Ve ne potrei raccontare diverse ma voi lo leggerete ed io non voglio togliervi questo piacere. A me è piaciuta molto, tra le altre, quella in cui parla delle acciughe marinate. Questo racconto è legato ad un ricordo che l’autrice ha di una gita in barca all’Argentario. Voglio leggervi una frase perché credo che semplifichi molto bene quello che voglio dirvi sull’insieme dei racconti. Lei ha portato queste acciughe marinate per il piacere degli amici, preparate, potete immaginare, con grande pazienza, spinate tutte, osservando tutte le dosi corrette per metterle sott’olio come si conviene. In mezzo al profumo e al sapore del pesce, ad un certo punto dalla barca si avvistano dei delfini che lei a prima vista non riconosce e quindi ha come un urlo quando vede che sono lì e seguono la barca. L’amica che l’ha invitata le parla della bellezza di questi animali e lei ad un certo punto fa una riflessione su se stessa e sulla vita: “Troppo seria. Troppo impegnata nelle vicende di tutti i giorni. E’ ora di ritrovare la leggerezza seguendo il lungo fischio di richiamo come quello che la mia amica Letizia ha rivolto ai delfini che ci hanno seguito per un lungo tratto regalandoci uno spettacolo davvero straordinario ed interessante”.
Ecco questa è un po’ la filosofia del libro di Lorena Fiorini. Tutti siamo assolutamente d’accordo che il cibo sia un elemento culturale, il passaggio dal crudo al cotto è un momento culturale, sappiamo quali valori prendiamo dal cibo, il più semplice, quello consolatorio. Tutti noi, o molti di noi, in un momento di tristezza o di stanchezza facciamo ricorso al cibo, sia a quello salato che a quello dolce. Nelle cerimonie religiose, lo sappiamo, c’era un momento conviviale. Era iol momento dell’unione tra l’umano e il divino – anche prima del profondo significato cristiano – era un momento particolare di condivisione non solo del cibo ma anche delle energie, per cercare in questo modo di superare un momento difficile.
Vorrei suggerirvi nella lettura di questi racconti, tutti molto piacevoli e godibili, di non fermarvi alla superficie perché – similmente al Piccolo Principe – tra le righe c’è molto di invisibile agli occhi, ma di visibile al cuore.
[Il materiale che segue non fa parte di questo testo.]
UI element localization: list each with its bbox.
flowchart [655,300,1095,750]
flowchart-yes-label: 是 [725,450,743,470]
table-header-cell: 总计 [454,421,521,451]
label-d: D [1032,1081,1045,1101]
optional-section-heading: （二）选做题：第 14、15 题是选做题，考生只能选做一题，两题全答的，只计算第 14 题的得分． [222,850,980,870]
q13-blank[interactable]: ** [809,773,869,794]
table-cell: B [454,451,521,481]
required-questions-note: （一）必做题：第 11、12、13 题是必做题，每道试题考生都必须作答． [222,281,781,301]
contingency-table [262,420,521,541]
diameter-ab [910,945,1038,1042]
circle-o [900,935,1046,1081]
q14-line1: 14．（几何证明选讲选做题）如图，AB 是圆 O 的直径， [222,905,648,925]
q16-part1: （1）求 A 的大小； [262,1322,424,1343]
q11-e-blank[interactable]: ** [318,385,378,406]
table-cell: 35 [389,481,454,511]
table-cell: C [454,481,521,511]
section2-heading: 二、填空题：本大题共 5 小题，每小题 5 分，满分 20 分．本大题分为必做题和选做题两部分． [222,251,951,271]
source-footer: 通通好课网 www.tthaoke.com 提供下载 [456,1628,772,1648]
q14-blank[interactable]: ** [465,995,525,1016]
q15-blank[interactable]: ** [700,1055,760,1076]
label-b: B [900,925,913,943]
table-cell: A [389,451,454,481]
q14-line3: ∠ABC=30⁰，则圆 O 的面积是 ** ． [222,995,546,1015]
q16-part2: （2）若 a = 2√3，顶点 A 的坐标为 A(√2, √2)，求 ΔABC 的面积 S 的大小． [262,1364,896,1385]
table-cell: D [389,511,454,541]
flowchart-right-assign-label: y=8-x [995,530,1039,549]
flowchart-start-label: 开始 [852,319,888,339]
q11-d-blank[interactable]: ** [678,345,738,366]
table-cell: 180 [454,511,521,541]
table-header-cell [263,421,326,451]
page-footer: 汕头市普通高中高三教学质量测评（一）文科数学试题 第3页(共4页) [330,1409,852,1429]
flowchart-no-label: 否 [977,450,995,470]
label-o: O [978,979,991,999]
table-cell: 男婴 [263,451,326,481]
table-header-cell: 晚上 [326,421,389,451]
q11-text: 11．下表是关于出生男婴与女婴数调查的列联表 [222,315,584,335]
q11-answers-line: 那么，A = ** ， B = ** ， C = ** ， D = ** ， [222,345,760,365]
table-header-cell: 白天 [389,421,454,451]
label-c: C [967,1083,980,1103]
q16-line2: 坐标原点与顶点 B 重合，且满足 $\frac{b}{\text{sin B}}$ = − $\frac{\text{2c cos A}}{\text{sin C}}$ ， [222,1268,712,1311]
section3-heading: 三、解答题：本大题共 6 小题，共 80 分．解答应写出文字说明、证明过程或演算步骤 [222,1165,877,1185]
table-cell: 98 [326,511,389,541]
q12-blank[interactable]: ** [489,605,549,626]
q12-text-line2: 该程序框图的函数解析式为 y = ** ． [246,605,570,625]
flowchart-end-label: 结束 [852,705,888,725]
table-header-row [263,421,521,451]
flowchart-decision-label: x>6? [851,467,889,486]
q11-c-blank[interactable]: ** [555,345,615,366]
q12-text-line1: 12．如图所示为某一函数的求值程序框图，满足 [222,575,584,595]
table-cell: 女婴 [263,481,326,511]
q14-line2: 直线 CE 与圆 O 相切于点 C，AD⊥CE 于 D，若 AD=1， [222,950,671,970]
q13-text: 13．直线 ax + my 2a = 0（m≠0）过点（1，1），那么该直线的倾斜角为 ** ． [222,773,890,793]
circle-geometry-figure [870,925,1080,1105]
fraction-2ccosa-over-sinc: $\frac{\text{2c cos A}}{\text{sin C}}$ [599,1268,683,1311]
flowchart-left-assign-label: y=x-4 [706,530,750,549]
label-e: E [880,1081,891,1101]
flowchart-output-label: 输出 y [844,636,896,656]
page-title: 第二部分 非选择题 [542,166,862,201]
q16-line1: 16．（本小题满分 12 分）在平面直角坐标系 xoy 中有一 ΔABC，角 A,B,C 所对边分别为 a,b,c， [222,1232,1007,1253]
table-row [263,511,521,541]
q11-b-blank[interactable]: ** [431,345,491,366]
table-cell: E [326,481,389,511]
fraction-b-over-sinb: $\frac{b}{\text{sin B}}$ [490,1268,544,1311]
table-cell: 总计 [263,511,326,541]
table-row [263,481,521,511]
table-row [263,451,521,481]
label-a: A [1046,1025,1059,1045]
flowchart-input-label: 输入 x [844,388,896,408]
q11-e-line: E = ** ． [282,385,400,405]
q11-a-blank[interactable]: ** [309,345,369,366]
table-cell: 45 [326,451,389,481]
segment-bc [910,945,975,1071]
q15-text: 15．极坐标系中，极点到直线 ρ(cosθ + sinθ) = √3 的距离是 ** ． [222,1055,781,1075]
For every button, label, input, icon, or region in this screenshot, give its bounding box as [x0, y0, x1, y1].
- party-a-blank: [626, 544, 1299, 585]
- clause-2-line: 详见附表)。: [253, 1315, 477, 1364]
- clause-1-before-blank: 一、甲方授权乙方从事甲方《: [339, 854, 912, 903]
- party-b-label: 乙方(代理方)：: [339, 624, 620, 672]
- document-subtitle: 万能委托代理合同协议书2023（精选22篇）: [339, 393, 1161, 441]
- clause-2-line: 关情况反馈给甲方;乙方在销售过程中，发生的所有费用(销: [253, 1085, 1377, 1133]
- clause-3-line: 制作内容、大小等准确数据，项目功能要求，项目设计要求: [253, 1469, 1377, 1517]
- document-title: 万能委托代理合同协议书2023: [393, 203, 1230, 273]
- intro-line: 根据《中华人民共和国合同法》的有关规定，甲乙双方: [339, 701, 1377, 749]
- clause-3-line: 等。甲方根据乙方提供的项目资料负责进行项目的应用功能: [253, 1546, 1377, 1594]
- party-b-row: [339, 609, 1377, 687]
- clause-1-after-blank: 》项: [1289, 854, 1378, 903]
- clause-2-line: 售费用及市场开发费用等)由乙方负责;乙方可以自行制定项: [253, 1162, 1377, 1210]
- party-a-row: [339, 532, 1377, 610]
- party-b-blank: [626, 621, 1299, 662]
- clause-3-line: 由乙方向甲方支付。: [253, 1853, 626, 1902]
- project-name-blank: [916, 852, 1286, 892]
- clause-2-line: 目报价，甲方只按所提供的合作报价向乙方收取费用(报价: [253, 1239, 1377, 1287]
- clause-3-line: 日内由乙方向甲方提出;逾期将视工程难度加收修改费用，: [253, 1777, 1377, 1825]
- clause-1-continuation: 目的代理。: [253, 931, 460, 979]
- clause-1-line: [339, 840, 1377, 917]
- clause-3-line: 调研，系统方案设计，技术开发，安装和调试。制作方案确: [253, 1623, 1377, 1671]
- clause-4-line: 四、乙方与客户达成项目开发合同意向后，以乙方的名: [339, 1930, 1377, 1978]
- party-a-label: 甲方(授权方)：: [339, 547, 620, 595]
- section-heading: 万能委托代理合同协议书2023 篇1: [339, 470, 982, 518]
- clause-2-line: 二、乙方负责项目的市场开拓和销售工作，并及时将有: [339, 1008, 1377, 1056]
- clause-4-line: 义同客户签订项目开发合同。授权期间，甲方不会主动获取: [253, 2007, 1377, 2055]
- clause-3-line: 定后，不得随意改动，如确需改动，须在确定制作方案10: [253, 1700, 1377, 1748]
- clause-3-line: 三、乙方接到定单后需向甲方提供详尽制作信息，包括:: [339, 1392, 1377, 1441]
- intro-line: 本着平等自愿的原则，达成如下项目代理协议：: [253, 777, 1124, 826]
Qui poi abbiamo il valore aggiunto dell’olio che lega quale filo magico questa bellissima regione alle sue vicende storiche, ma lega anche la vita di Lorena a questi racconti di cui ha voluto farci partecipi. Le vicende quotidiane che danno vita al piccolo volume, in qualche maniera, nascondono un messaggio per tutti noi. Almeno ogni tanto, per ritrovare il nostro equilibrio, è necessario distaccarci dalla vita frenetica di tutti i giorni, far emergere il fanciullo che c’è in noi, togliergli ogni aggiunta superflua, riportarlo alla quiete delle sue origini, alla madre terra.
Ecco questo può essere un piccolo aiuto.